Politics and Cesar Chavez

 Cesar Chavez was the leader of the United Farm Workers (UFW).  He led the famous Delano Grape Workers Strike that lasted five years.  Many Latinos admire him for his organizing skills.  He died in 1966.  However he was not very successful in his endeavors.

 His supporters say his work led to numerous improvements for union laborers. His birthday, March 31, has become César Chávez Day, a state holiday in three US states. Many parks, cultural centers, libraries, schools, and streets have been named in his honor in cities across the United States.

 The truth is that farm worker are still woefully underpaid.  It is well-known that many are illegal aliens because the United States does not have a program for allowing Mexicans into the country for picking food.

A UC Davis report on harvesting strawberries says,   “Harvesters in 1996-97 were reportedly paid $4.50 to $4.70 an hour in the Watsonville-Salinas area, plus $0.65 to $0.75 a tray.”  While choices.org includes this paragraph in their article about strawberry harvesting.

“Core tasks of picking and plant cleaning must be performed while bending, kneeling (usually with one knee on the raised bed), or crouching. Workers use both hands to gently grab, twist, and snap off the berries they select. Although they shift from one side of the row to the other, occasionally stand up for a breather, and often change positions in other ways, most of their picking time is spent in postures that are widely seen as physically demanding.

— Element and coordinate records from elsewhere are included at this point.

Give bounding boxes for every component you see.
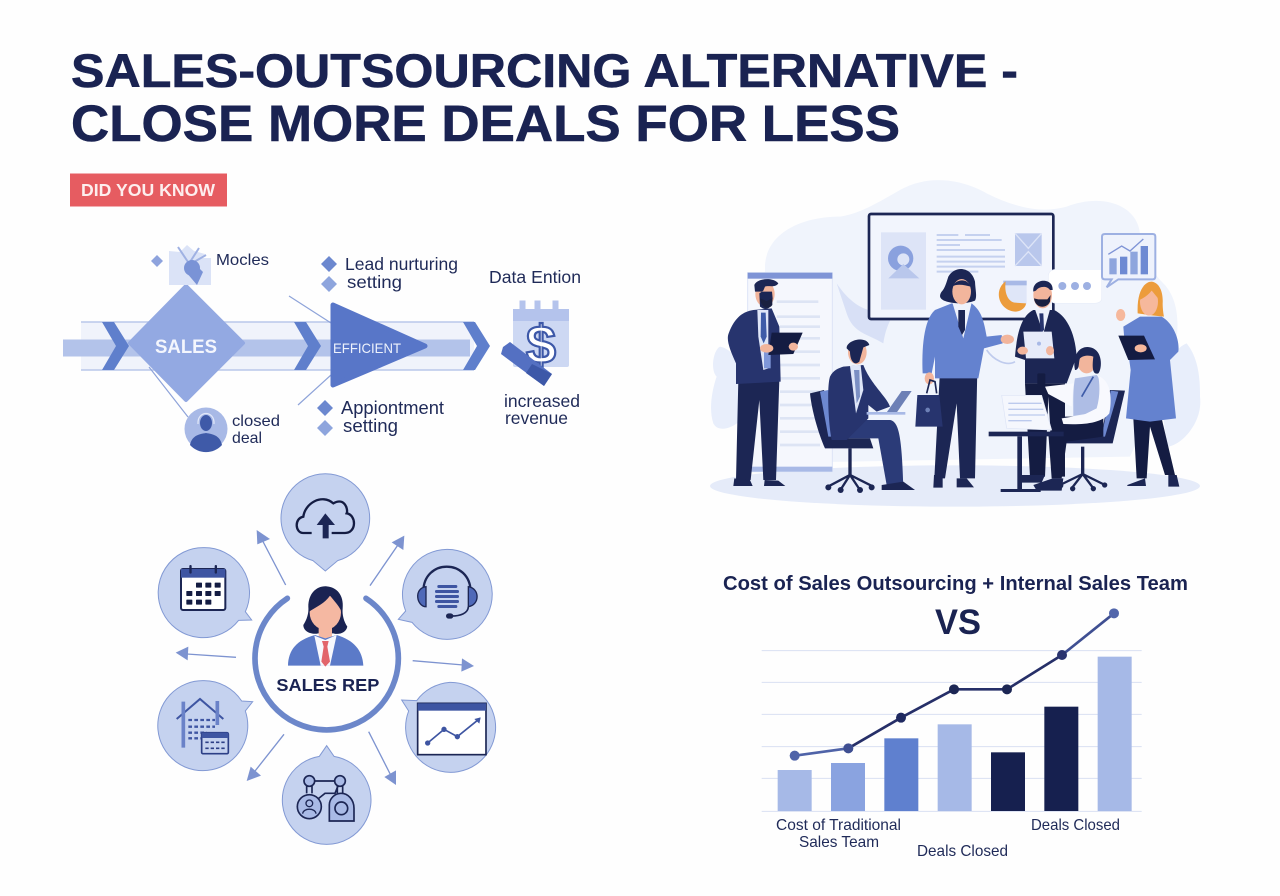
process flow diagram [63, 245, 581, 452]
ribbon swoosh [837, 283, 905, 343]
icon: dollar calendar and pen [501, 301, 569, 386]
bullets: lead nurturing: Lead nurturing [345, 254, 458, 274]
radial arrows [176, 530, 474, 785]
person: seated man with laptop [810, 339, 915, 493]
label: increased revenue: increased [504, 391, 580, 411]
node: calendar [158, 548, 252, 638]
chart axis labels: Deals Closed [917, 843, 1008, 860]
chart axis labels: Sales Team [799, 834, 879, 851]
ground ellipse [710, 465, 1200, 507]
person: standing woman presenter [915, 269, 1015, 488]
title: CLOSE MORE DEALS FOR LESS [71, 95, 900, 152]
icon: closed deal headset person [184, 408, 228, 452]
label: increased revenue: revenue [505, 408, 568, 428]
table with paper [989, 395, 1064, 492]
bullets: appointment setting [317, 398, 444, 436]
bullets: appointment setting: Appiontment [341, 398, 444, 418]
bars [778, 657, 1132, 811]
title: SALES-OUTSOURCING ALTERNATIVE - [71, 45, 1018, 98]
connector lines [149, 296, 331, 417]
node: network people [282, 746, 371, 844]
badge: did you know [70, 174, 227, 206]
node: line chart window [402, 682, 496, 772]
badge: did you know: DID YOU KNOW [81, 180, 215, 200]
node: headset [398, 549, 492, 639]
chart axis labels: Cost of Traditional [776, 817, 901, 834]
sales diamond: SALES [155, 337, 217, 358]
chart axis labels: Deals Closed [1031, 817, 1120, 834]
label: VS: VS [935, 603, 981, 642]
sales rep person icon [288, 586, 363, 667]
chart axis labels [776, 817, 1120, 860]
efficient triangle [333, 305, 425, 385]
chevron arrows [102, 322, 490, 370]
icon: models [151, 245, 211, 285]
chart bubble icon [1102, 234, 1155, 287]
left document board [748, 273, 832, 472]
efficient triangle: EFFICIENT [333, 340, 401, 356]
bullets: lead nurturing: setting [347, 272, 402, 292]
illustration: business team meeting [710, 180, 1200, 507]
label: closed deal: closed [232, 413, 280, 430]
label: increased revenue [504, 391, 580, 428]
label: data retention: Data Ention [489, 267, 581, 287]
title [71, 45, 1018, 152]
bullets: appointment setting: setting [343, 416, 398, 436]
icon: dollar calendar and pen: $ [526, 315, 556, 375]
label: closed deal [232, 413, 280, 447]
flow band [63, 322, 474, 370]
label: closed deal: deal [232, 430, 262, 447]
person: seated woman [1033, 347, 1125, 491]
hub diagram: sales rep [158, 474, 496, 844]
orange chart card [999, 281, 1027, 312]
grid lines [762, 651, 1142, 811]
node: building and calendar [158, 681, 253, 771]
background blobs [711, 180, 1200, 463]
person: standing man with tablet [728, 279, 803, 486]
trend line [790, 608, 1119, 761]
sales rep ring [255, 598, 398, 730]
label: sales rep: SALES REP [276, 675, 379, 695]
sales diamond [130, 286, 243, 400]
bullets: lead nurturing [321, 254, 458, 292]
person: standing man with document [1015, 281, 1077, 483]
chart title: Cost of Sales Outsourcing + Internal Sales Team [723, 572, 1188, 595]
label: models: Mocles [216, 252, 269, 269]
speech bubble with dots [1048, 269, 1102, 303]
node: cloud upload [281, 474, 370, 571]
presentation monitor [869, 214, 1053, 319]
person: standing woman in blue dress [1116, 282, 1179, 487]
combo chart: cost vs deals [762, 608, 1142, 811]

Union leaders and other worker advocates have expressed great concern about long-term effects of these postures and workers’ repetitive task motions on their bodies, especially backs. Bills that they have sponsored in the California legislature would prohibit “weeding, thinning, and hot-capping in a stooped, kneeling, or squatting position” (i.e., by hand), except in narrowly defined circumstances. A petition to similarly restrict these activities through administrative regulation is under consideration by a Cal/OSHA advisory committee.”

The legal Latino population is a primary group supporting Barack Obama.  To further seal that group to the Democratic Party the president visited the Cesar Chavez home and declared it a national monument.

Walter P. Reuther was one of America’s great labor leaders.  Reuther was president the United Automobile Workers union (UAW) between 1946 and 1970.  Under his leadership played the union played a major role in the liberal wing of the Democratic party, including the civil rights and anti-Communist movements. The UAW was especially known for gaining high wages and pensions for the auto workers.  As a prominent figure in the anti-Communist left, he was a founder of the Americans for Democratic Action in 1947. He became president of the CIO in 1952, and negotiated a merger with George Meany and the American Federation of Labor immediately after, which took effect in 1955. In 1949 he led the CIO delegation to the London conference that set up the International Confederation of Free Trade Unions in opposition to the Communist-dominated World Federation of Trade Unions. He had left the Socialist party in 1939, and throughout the 1950s and 1960s was a leading spokesman for liberal interests in the CIO and in the Democratic party.  Walter Reuther appears in Time magazine’s list of the 100 most influential people of the 20th century.  There is no national monument honoring this man! 

Groveling for votes. Can Barack Obama sink any lower?